I scrambled out from under him, scared about the noise of the shot. My hand felt numb from the way he had pounded it against the ground. Did I have blood on me? I couldn’t have avoided it entirely, though from what I had seen I thought most of it had exited to my side. I glanced around. I saw no one in the immediate vicinity, and maybe whatever visitors were in the area, saying their prayers and laying their wreaths, would listen for a moment, and then tell themselves it must have been something else. It didn’t matter. I had to get the hell away. I thumbed the safety up on the unfired gun and shoved it back into my pants, held the other under my tee shirt, and started walking fast on shaking legs.
I’d gone maybe twenty feet when I heard a car to my left. I turned just in time to see a black sedan screech to a halt on the access road I was crossing. The driver was pure yakuza—scarred face, punch perm, dark glasses. And in the backseat—
Mad Dog.
I brought out the Hi Power and took aim with a two-handed grip. The driver floored it. There was the sound of burning rubber and wheels spraying pebbles and then he was rocketing straight at me. I pressed the trigger. I’d been aiming at the driver, but the shot went through the windshield dead center—that numbness in my hand was screwing up my aim. I tried to recalibrate and then he was on me. I dove out of the way, breaking into a judo roll and yelling involuntarily as the two pistols bit into my back. I didn’t care—I was just glad the damn things hadn’t seen fit to fire and shoot my ass off.
I came to my feet and had just enough time to fire once more. It hit the trunk, and then the car went around the corner and was gone. If I was lucky, the bullet went through the backseat and drilled Mad Dog. But I didn’t think so—it had hit too far to the other side. And I didn’t think the first shot had hit him, either.
I made my way quickly back toward where I’d originally come in, the baseball cap pulled low, wiping the face paint off with spit and a handkerchief. I kept my head down and stayed on the narrow dirt paths between plots, avoiding the main roads and pedestrian arteries. I couldn’t avoid passing a few people, but between the cap and my averted face, I wasn’t unduly concerned about anyone identifying me for the police.
So Mad Dog had been here—as a spectator, naturally, not a player, the same as at the Kodokan. They’d heard the shot and thought someone had dropped me. Maybe they’d radioed and hadn’t gotten an answer. Regardless, they’d come racing around so Mad Dog could see his trophy, recently stuffed and mounted.
Well, slight miscalculation, asshole
.
I kept moving, my back singing where the pistols had bitten into it. Yanaka Cemetery was large enough to have its own
kōban
, police box, and though I imagined the officers there were more accustomed to helping the newly bereaved locate the plots of loved ones and instructing
hanami
revelers to clean up the garbage disgorged by their picnics, I didn’t want a confrontation. I didn’t want anything at all to get in the way of my finishing Mad Dog. And that lying piece of shit, McGraw. I thought again of what he’d said.

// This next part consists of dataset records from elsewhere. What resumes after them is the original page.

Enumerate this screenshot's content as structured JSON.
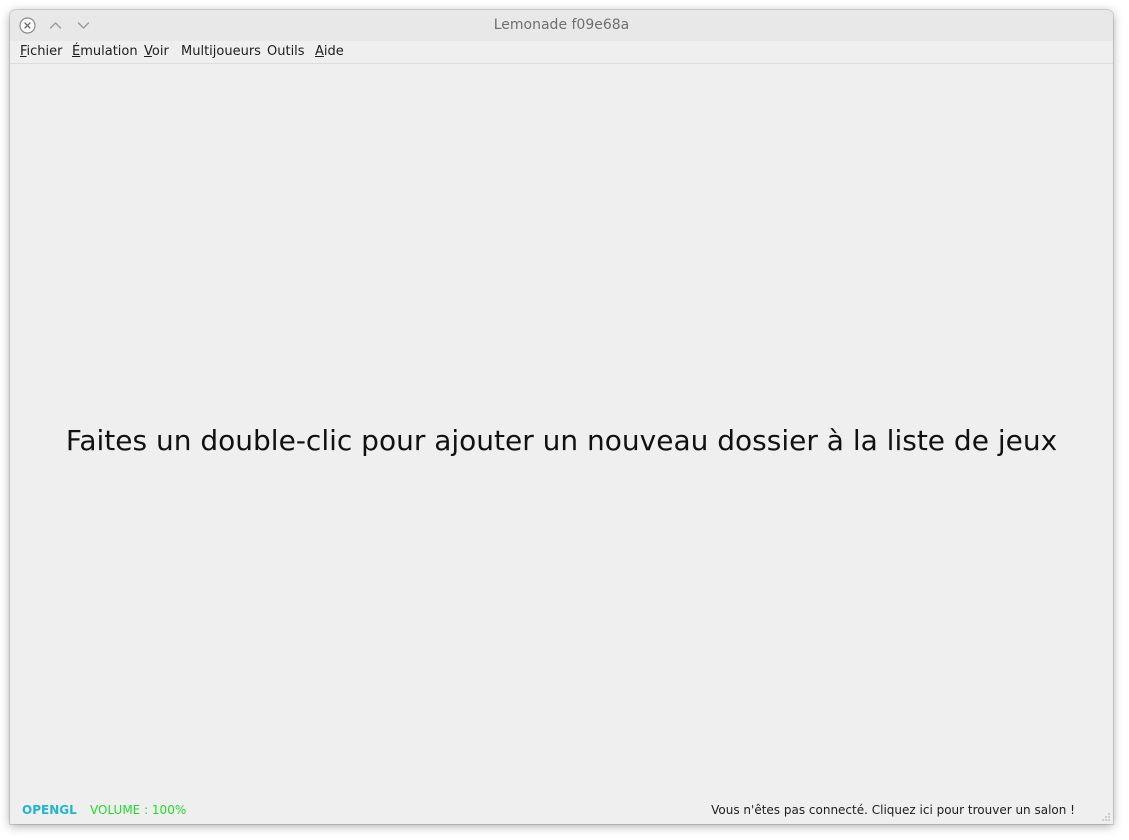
{
  "window": {
    "title": "Lemonade f09e68a"
  },
  "menu": {
    "items": [
      {
        "accel": "F",
        "rest": "ichier"
      },
      {
        "accel": "É",
        "rest": "mulation"
      },
      {
        "accel": "V",
        "rest": "oir"
      },
      {
        "accel": "",
        "rest": "Multijoueurs"
      },
      {
        "accel": "",
        "rest": "Outils"
      },
      {
        "accel": "A",
        "rest": "ide"
      }
    ]
  },
  "content": {
    "placeholder": "Faites un double-clic pour ajouter un nouveau dossier à la liste de jeux"
  },
  "status": {
    "renderer": "OPENGL",
    "volume": "VOLUME : 100%",
    "netplay": "Vous n'êtes pas connecté. Cliquez ici pour trouver un salon !",
    "renderer_color": "#1fb6d6",
    "volume_color": "#1edc2b"
  }
}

This is a business relationship. You provide some benefit, and you represent a cost
.
You got that right,
I thought
. I do represent a cost. And I’m going to cost you everything
.
chapter
twenty-nine
C
utting through Ueno Park on my way back to the station, I ducked into a public restroom and examined myself in the mirror. I’d done an okay job getting the face paint off, but there was enough residue on my skin to make me look noticeably green around the gills. I scrubbed it off in the sink and wet my hair back. There had been some blood on the green tee shirt, but I’d pulled it off and balled it up, and the navy polo shirt I’d been wearing under didn’t show any blood at all. My back and hand ached but were functional. I got my bag from the locker, dumped the guns in it, tossed the tee shirt in a refuse container in the park, got back on Thanatos, and took off. The gun I’d used to kill the third yakuza I tossed in the river. It was okay—now I had two spares.
After riding west for ten minutes, I realized I was all right, I’d made it. I promptly got the shakes, and had to pull over in a park and wait while they subsided.
Christ, that had been a near thing with Pig Eyes. And with the car after it. I’d been careful, but I’d also been lucky.
And damn, I’d been so close to nailing Mad Dog. If my hand hadn’t been messed up, if I’d had just another second to prepare, if I’d been a little cooler…
It didn’t matter. I was alive. I’d have another chance. I’d
make
another chance.
I went to a payphone and called McGraw. It wasn’t something I’d do now, with the benefit of experience and the understanding that warnings put you at a disadvantage when afterward you have to act. But back then, I was still young. With a temper, as McGraw had been keen to point out. I wanted my hands around his throat, and for the moment, this was the closest I could get.
They put the call through to him. “Surprised to hear from me?” I said.
“Why would I be surprised?”
Christ, he was cool, I had to give him that.
“I didn’t think you’d expect me to walk away from Yanaka.”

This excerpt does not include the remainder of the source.